Giving evidence at a one-off session of the business, energy and industrial strategy (BEIS) select committee, which was held to discuss the government-commissioned review, its author Professor Helm said that widespread reform was required to effectively tackle bills.
He said: “The beneficiaries of the high cost of energy are lots and lots of vested interests so I’m not surprised that each particular vested interest doesn’t like a particular bit of the report that will attack the economic rents that they get.
“Change is expensive and they want to keep the bits that give them high economic rents but not the bits that attack the benefits they have got. We can’t just tinker.”
Highlighting his proposal to break up the district network operators (DNOs), one of a host of recommendations in the report published last October, Helm said: “If I were working for a DNO, I would be against it.”
He also “completely rejected” the suggestion that his review was insufficiently grounded in empirical evidence about the energy market.
And he defended the review against criticisms that it had given insufficient weight to how energy policy can support innovative renewable technologies, by pointing out that research and development was not covered by the terms of reference he had been set by the BEIS department.

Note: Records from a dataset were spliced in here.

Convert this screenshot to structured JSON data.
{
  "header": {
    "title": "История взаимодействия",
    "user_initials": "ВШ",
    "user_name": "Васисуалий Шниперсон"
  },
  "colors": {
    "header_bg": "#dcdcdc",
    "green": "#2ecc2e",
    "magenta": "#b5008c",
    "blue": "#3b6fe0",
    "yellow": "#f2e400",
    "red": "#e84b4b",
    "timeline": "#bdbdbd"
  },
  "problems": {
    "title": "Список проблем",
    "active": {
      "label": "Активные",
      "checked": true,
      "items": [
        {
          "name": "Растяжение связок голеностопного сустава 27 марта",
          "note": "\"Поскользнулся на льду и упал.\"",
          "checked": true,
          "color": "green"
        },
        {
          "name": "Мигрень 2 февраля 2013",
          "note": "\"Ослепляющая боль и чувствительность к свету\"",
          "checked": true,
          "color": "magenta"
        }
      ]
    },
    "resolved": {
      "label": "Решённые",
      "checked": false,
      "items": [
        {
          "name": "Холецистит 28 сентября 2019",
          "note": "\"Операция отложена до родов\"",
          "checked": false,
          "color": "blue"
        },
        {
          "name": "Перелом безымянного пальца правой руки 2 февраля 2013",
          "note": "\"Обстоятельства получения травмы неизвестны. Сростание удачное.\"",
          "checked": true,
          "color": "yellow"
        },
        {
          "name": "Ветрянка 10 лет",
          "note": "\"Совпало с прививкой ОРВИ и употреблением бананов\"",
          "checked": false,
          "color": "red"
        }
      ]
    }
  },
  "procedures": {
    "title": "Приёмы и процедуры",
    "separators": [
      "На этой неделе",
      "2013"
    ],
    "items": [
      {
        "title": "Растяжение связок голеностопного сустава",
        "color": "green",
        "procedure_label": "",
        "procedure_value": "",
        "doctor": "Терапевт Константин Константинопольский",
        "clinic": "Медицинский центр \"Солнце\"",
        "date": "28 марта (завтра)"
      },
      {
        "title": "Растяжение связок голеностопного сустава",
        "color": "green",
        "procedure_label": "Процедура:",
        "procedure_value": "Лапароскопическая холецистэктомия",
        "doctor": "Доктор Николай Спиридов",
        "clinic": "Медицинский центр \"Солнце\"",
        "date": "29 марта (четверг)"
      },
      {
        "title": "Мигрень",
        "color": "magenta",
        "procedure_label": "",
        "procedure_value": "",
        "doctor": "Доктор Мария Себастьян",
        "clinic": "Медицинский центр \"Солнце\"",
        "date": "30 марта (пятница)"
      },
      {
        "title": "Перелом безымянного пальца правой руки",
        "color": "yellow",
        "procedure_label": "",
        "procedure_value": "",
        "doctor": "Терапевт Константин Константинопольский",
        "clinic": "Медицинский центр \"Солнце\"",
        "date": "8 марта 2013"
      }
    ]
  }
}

Helm said that he accepted that UK government had helped to develop expertise in offshore wind power. “Offshore wind would not have got where it is without government support.”
But he said that he would have devoted £1bn of the ‘tens of billions’, which had been spent on offshore wind subsidies, to support a carbon capture storage demonstration project on the grounds that the UK had a competitive advantage in developing this technology due to its legacy of empty oil and gas wells in the North Sea.
And he told MPs that licences for distribution and supply should be united to encourage the more widespread adoption of storage and demand-side response.
“The idea of distribution will be one of those 20th century ideas in ten years.”
Earlier, the committee had heard evidence from a range of industry bodies about the review.
Nigel Turvey, Chair of the Energy Networks Association’s open networks project, told the committee that Helm’s proposal to disconnnect district service operator and network functions would impede moves to create a more decentralised and renewable system.
“It will delay the transition that we want to make because it will take a huge amount of resource and time to implement.”
Turvey also defended networks against criticisms that their profits were inflated. He pointed to how networks were upgrading their systems to cope with changes in the way electricity is generated and distributed, which had not been anticipated when the existing regulatory and investment framework had been established.
“It’s strongly incentivising companies to innovate and find lower cost solutions and those benefits are being passed down to customers.”
RenewableUK’s executive director Emma Pinchbeck told the committee the government had failed to foresee the recent dramatic fall in renewables, which she expected to continue.
She said:“An energy system led by renewables is the lowest cost option for the UK. I’d bet my house on renewables. A smart energy system can deliver consumers savings of £8bn a year between now and 2030.